Hear Linden Edgell, ERM’s Global Sustainability Director, outlining the key takeaways from COP27 for business and investors. These include maintaining the ambition of a 1.5 degree future, taking action on decarbonization and the energy transition, preparing for climate disclosure requirements and collaborating across value chains to stay on track for 2030 and 2050 climate goals.
Learn more about ERM's presence at COP 27
Conversation highlights
Linden Edgell: ERM was at COP because we want to be part of the business action towards a 1.5 degree future. We were part of the business initiatives that were there with We Mean Business, the World Business Council for Sustainable Development and other collaborations. So let me offer a few thoughts about what I think we can take away as business and investors from this conference.
The first has to be around ambition. We have to keep 1.5 alive. At a midpoint in the conference in Egypt, there was concern that there might be some backtracking on 1.5. ERM, along with 250 other businesses, signed a letter put together by the We Mean Business Coalition to send a message to the parties, to the governments of the world, that we wanted to hold the 1.5 ambition.
Now, this has to translate into business action. This means that you need to set, if you haven't already, your net zero target, your targets based on science. They need to be clear and unambiguous. You also should be making progress on your Taskforce on Climate-related Financial Disclosures or TCFD work.
We've done this at ERM, we've been advising on it for many years and in fact, at COP this year we released a paper on what we think the next wave of TCFD disclosure needs to be doing to truly embed this into decision making, to understand the risks and the opportunities, to think about future business plans, to be clear on governance and strategy and risk and setting targets. Business have to set clear ambition.
The second, it's all about action. This is hard. Decarbonizing your business as part of the wider decarbonization of the economy is really going to take time. So we haven't got a moment to lose. So again, at COP, we were really focused on working with our clients and setting out examples of where there is action of working with businesses to demonstrate how this can be done.
We shared platforms talking about decarbonization of the hard to abate sectors, but it's also about the how, in terms of new sources of energy. We were part of the Global Wind Energy Coalition and we released a report about the offshore wind potential across the world. We were also talking about other renewables, solar, also about hydrogen and the options that hydrogen offer us in different parts of the economy.
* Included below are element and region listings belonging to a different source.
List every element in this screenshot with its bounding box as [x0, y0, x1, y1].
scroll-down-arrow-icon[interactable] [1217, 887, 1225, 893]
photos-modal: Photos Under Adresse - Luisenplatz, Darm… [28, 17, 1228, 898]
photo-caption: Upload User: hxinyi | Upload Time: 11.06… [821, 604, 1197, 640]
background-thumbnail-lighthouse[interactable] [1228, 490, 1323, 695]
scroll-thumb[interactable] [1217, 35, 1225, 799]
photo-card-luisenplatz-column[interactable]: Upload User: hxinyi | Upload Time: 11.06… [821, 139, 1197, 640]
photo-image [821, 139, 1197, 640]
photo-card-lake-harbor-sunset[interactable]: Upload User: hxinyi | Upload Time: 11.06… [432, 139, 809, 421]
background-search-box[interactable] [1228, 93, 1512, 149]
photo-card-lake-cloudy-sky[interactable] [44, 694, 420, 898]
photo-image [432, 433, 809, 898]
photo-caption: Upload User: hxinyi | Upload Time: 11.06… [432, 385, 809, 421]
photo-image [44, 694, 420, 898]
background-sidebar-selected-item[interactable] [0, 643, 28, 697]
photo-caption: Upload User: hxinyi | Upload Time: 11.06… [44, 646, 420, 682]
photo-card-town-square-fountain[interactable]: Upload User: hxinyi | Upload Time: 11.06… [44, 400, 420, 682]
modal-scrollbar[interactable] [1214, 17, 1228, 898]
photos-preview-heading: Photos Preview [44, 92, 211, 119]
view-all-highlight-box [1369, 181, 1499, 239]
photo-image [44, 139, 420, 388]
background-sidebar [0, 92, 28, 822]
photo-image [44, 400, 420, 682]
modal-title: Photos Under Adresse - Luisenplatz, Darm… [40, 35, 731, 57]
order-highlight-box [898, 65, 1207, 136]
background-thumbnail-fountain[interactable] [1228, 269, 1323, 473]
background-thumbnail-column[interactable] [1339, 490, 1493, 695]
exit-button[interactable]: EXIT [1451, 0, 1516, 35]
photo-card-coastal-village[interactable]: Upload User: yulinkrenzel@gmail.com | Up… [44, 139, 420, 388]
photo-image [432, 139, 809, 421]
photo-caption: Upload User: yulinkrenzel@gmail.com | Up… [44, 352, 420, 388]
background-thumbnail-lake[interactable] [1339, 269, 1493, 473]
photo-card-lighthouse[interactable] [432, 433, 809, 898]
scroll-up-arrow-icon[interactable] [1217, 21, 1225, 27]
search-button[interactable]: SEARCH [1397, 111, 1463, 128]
Action has to be also measured. And so new initiatives around greenhouse gas accounting and ensuring that you're accounting for your own use and up and down your value chain is really important, which leads me to the next area of accountability. We've all heard accusations of greenwashing. One of the most important reports released at the start of COP this year was called the McKenna Report. Integrity Matters, commissioned by the UN Secretary General to set out the frameworks for business and other non-state actors to be really clear about their net zero pledges and to really think about the disclosures that they must make.
We heard important announcements from the International Sustainability Standards Board, the ISSB, setting out the frameworks where businesses will be required to include greenhouse gas accounting in their financial disclosures going forward. We expect this to be progressively implemented by governments of the world and encourage business to really start making those disclosures now and being ready because it does take time.
We also heard quite a lot about the voluntary carbon markets. In fact, we held a session on natural climate solutions (NCS) in the voluntary carbon market. These are the voluntary contributions you can make on your way to net zero. Integrity, again, is key here. And so we encourage you to take a note of the various reports and initiatives coming out about what high integrity NCS credits look like.
Business also has to work in collaboration and we have to be careful about our advocacy. We need to work together with our peers and others in our sectors. We need to work up and down our value chains to create the momentum, to accelerate the innovation, the R&D, the business models, the technology transfers that we need in order to stay on track to reach the targets for 2030 and then on to 2050.
So it's been a busy COP and in a few weeks’ time we look forward to COP 15 because one of the other themes that came through was this nexus between nature, climate and people, and we really have to think about those as integrated issues. So COP 15 is really important in a few weeks’ time and then we have a path to COP 28.
We made progress on loss and damage at this COP, but there's still a lot of work to do on the detail. We need to keep 1.5 alive and we need to transition to clean energy fuels going forward. So we have quite a to do list, all of us, in the next year.